The beginning of the 180-day haul came and the clicking began trying to catch the memories. You never realize what you have until you don’t have it anymore. My brothers had gone back to their studies in the hilly land of Arkansas and then I realize I had no one. I was left behind without a second thought. As the days go on I become weaker and weaker, the constant smile, laughter, and happiness vanished like a vampire at the sight of light. Hope went flying out the window once the two of them stepped foot in Arkansas. Our relationships like the Ozark Mountains, many highs and lows. For 14 years of my life I had two boys constantly around.

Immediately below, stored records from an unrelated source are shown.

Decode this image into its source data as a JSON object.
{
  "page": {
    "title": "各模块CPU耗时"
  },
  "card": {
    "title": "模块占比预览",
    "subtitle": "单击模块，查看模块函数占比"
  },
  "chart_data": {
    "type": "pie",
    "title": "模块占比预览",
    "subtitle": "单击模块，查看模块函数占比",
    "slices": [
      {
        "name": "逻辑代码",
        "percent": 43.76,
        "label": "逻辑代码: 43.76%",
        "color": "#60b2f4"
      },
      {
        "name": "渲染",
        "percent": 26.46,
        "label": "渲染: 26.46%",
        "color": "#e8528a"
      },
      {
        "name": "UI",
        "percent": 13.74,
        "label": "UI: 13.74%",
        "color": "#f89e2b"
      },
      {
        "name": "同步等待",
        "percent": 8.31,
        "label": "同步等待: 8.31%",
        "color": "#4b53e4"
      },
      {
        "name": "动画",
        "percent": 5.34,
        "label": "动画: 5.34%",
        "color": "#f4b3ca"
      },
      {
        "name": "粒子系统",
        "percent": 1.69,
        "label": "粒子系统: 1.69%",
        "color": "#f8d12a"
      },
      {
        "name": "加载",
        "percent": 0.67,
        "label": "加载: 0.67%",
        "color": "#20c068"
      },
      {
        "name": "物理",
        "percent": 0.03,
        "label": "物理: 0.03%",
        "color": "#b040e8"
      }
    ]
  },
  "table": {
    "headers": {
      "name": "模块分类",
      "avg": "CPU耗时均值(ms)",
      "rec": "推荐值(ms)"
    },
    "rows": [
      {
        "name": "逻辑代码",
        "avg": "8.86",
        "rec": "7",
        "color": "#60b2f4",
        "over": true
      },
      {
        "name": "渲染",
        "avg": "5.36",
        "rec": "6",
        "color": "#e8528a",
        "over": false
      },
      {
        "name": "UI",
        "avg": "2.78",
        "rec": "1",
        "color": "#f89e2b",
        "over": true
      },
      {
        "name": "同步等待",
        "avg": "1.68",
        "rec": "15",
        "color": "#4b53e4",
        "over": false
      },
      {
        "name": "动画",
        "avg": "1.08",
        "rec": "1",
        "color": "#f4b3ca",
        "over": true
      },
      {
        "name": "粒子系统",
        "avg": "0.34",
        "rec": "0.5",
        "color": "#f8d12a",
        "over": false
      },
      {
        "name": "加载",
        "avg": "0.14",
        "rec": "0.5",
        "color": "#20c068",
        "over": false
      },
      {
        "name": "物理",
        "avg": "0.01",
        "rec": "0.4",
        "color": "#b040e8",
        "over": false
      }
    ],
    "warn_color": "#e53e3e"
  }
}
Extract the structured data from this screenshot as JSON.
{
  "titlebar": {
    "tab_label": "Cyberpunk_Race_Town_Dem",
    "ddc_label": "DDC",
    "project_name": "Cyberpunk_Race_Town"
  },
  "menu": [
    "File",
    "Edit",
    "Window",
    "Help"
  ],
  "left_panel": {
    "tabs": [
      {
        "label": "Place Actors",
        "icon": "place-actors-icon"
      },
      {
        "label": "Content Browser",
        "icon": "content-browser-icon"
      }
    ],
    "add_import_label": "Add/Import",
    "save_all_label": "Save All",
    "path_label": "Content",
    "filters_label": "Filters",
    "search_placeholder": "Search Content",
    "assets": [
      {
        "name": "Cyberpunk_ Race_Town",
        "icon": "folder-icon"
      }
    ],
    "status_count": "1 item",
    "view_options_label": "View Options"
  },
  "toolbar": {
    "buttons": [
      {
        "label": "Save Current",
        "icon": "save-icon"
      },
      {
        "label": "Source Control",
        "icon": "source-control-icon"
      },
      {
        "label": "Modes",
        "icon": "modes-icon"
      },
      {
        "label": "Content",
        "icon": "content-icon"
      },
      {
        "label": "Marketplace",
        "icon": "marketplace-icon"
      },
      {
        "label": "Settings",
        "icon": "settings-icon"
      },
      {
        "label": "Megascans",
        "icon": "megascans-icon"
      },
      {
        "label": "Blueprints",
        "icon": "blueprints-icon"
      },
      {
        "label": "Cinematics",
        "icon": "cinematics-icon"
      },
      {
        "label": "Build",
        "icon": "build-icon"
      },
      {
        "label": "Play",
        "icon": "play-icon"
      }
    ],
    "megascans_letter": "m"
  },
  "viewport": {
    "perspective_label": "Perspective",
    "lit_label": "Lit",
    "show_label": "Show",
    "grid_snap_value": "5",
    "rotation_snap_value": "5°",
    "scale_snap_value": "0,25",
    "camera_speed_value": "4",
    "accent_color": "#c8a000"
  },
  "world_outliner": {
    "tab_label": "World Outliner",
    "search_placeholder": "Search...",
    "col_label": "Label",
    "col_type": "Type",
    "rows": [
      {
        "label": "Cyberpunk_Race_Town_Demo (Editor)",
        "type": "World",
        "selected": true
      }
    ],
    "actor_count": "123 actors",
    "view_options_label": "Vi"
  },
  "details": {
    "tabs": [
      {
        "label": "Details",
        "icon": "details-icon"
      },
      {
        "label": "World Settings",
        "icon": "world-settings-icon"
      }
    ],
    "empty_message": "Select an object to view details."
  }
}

Growing up with rooms less than five feet away from each other’s to now, living 1,565 long miles away from each other, the unthinkable became the reality, and I’m living in a constant nightmare. My life fully consumed of loneliness, but actress-like efforts are made to hide away the pain. My two brothers live right down the street from one another and are soon to be moving in with one another. I am the forgotten one in their life, they have moved on without their little sister, but I cannot move on without my big brothers. They are the sunlight in my life, and for ten months of the year I live in complete darkness.
The friendships I have could never come close to the relationships I have with my wonderful brothers. Although when we’re apart the relationships are lost in the wind, when the time comes and the sunlight appears in my life again, we’ll pick up right where we left off. I’ll forget about the dark days I lived for the ten months without them, because being sorrowful around them would be ruining the best part of my life.
Reuniting with light and seeing my brothers made every lonely bone in my body vanish. Delight was an understatement when it came to the time I spent with my brothers; it was like they never left. As the hands on the clock went around and around it came closer for the happy times to come to an end, and the boys to head back to their new home. Goodbyes never came easy so it’s just a see you soon, as the loneliness kicks back in as the head onto the plane.